Leôncio não esperava que ela admitisse sua identidade por conta própria.
Naquele momento, ele finalmente entendeu:
— Então você já sabia que eu tinha descoberto que você era Stella Jesus.
Depois de dizer isso, ele tirou um lenço do bolso e o estendeu para ela.
— Limpe o rosto.
— Obrigada.
Alba pegou o lenço. Depois de secar as lágrimas, Leôncio tirou o próprio paletó e o colocou sobre os ombros dela. Em seguida, abriu a marmita e a empurrou na direção dela:
— Você só vai ter forças para enfrentar qualquer coisa se estiver de estômago cheio, não acha?
Alba olhou para a comida quente e cheirosa na marmita, pegou um punhado com as mãos e começou a enfiá-lo na boca.
Leôncio estendeu a mão para impedi-la, mas parou no meio do gesto.
— Lembro que, no ensino médio, toda vez que você sofria bullying e ficava magoada, comia desse jeito, como se estivesse descontando tudo na comida. Não imaginei que, depois de tantos anos, esse trauma ainda estivesse aí dentro.
Alba engoliu a comida com dificuldade, mas não conseguiu se conter e colocou outro punhado na boca.
Até que se engasgou, ficando com o rosto vermelho. Leôncio então segurou a mão dela.
— Stella Jesus... esses seis anos devem ter sido muito difíceis para você...
Os cílios de Alba tremeram levemente, e ela soltou um soluço abafado:
— Foram difíceis, mas eu sobrevivi...
Dizendo isso, forçou um sorriso e perguntou:
— Leôncio, e você? Viveu bem todos esses anos?
Leôncio sorriu com suavidade:
— Fui levando.
Alba esboçou um meio sorriso:
— Já que me reconheceu desde o nosso primeiro encontro, por que nunca me expôs?
Leôncio respondeu:
— Você mudou de nome e de identidade justamente para se esconder do Jefferson. Por que eu acabaria com isso e ainda colocaria mais peso nas suas costas?
— Obrigada.
Ela sorriu, mas o sorriso não chegou aos olhos.
— Somos velhos conhecidos, não precisa ser tão formal comigo.
Alba ficou parada em silêncio por alguns segundos antes de olhar para Leôncio:
— Eu vou indo. A gente se fala depois.
Quando terminou de falar e se virou para sair, Leôncio a segurou pelo pulso.
— Stella Jesus, não importa qual seja a dificuldade, eu sempre vou te ajudar.
Alba sorriu com gentileza, disse “obrigada” e saiu.
Ao chegar ao escritório da presidência, Jefferson estava de pé diante da janela panorâmica, fumando.
Quando a viu entrar, ainda com um paletó masculino sobre os ombros, seu rosto, que já estava severo, escureceu instantaneamente.

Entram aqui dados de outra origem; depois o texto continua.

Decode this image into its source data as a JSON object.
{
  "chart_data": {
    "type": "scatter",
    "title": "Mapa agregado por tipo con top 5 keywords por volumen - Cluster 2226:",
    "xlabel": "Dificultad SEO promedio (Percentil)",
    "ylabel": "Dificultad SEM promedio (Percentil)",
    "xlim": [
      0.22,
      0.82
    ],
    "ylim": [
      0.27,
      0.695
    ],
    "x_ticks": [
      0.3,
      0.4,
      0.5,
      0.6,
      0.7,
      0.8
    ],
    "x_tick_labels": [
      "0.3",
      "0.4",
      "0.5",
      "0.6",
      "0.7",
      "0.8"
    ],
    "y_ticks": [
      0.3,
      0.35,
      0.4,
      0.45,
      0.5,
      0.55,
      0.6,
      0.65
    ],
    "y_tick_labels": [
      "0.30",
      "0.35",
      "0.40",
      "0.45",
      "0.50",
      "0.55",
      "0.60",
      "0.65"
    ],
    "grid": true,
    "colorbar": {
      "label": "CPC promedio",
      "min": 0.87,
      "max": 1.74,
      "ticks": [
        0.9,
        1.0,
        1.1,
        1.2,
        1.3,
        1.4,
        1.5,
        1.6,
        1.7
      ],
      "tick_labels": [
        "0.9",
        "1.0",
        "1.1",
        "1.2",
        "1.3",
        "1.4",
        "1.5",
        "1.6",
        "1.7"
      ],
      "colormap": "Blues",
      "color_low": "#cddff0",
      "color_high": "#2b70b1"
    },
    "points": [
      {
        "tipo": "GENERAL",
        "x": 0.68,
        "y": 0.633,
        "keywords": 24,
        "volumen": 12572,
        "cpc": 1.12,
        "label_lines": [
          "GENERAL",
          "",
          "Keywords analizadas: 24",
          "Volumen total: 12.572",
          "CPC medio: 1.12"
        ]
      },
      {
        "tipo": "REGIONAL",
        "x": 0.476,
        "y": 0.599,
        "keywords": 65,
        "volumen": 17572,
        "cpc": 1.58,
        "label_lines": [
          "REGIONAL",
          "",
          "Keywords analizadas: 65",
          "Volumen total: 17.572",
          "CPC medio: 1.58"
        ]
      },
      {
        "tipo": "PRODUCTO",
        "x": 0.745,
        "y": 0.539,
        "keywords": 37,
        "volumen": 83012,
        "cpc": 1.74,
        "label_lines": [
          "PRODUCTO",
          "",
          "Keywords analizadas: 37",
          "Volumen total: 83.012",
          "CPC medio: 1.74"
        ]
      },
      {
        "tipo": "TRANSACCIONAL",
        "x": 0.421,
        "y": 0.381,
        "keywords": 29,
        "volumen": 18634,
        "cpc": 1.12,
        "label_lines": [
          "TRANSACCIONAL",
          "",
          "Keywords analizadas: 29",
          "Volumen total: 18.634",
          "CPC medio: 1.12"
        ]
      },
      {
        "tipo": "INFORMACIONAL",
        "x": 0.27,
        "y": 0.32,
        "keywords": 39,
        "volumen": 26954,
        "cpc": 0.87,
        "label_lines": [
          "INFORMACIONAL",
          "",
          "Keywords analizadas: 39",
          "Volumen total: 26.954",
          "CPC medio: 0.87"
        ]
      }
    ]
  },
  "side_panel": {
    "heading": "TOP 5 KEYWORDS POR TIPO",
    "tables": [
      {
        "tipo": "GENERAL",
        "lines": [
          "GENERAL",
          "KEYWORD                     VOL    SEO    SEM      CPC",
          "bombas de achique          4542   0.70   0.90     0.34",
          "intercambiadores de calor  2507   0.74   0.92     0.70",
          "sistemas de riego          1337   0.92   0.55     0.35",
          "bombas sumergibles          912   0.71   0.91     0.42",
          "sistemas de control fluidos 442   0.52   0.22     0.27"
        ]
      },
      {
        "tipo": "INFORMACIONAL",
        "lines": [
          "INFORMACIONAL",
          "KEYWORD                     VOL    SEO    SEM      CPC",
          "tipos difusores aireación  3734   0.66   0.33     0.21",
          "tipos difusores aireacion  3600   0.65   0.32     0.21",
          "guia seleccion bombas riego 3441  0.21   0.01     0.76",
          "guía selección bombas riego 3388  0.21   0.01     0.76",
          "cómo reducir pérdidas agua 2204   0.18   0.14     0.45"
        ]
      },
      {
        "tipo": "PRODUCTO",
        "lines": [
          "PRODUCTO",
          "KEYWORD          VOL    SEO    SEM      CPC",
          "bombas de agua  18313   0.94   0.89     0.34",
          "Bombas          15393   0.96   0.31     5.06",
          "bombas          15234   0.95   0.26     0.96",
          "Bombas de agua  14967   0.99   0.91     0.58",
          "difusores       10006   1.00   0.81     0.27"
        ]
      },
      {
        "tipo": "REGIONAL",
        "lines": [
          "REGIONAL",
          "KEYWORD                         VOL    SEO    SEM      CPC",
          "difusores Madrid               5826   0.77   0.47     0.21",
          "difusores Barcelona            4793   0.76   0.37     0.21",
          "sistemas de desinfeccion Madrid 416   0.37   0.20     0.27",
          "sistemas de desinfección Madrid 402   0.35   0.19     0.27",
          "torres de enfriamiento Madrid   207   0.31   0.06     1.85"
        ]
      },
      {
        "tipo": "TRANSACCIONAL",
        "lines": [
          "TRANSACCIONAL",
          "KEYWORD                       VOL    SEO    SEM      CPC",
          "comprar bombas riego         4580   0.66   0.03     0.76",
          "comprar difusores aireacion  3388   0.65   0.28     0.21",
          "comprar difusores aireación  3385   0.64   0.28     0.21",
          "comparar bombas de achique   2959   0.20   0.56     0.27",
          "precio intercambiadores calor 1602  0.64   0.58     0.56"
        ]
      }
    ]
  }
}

Ele caminhou até ela, estendeu a mão e, com um gesto brusco, derrubou o casaco dos ombros dela no chão.
— Depois de toda a confusão que você armou desta vez, não tem nada a me dizer?
Alba ficou parada, com as mãos rentes às costuras da calça, e devolveu a pergunta:
— Se eu disser que não fui eu, o senhor vai acreditar?
Jefferson franziu o cenho. Encarou-a em silêncio por um longo tempo antes de dizer:
— A Patrícia bateu na sua filha, mas já foi punida e detida. Alba, não seja tão implacável. Há consequências com as quais você não vai conseguir arcar.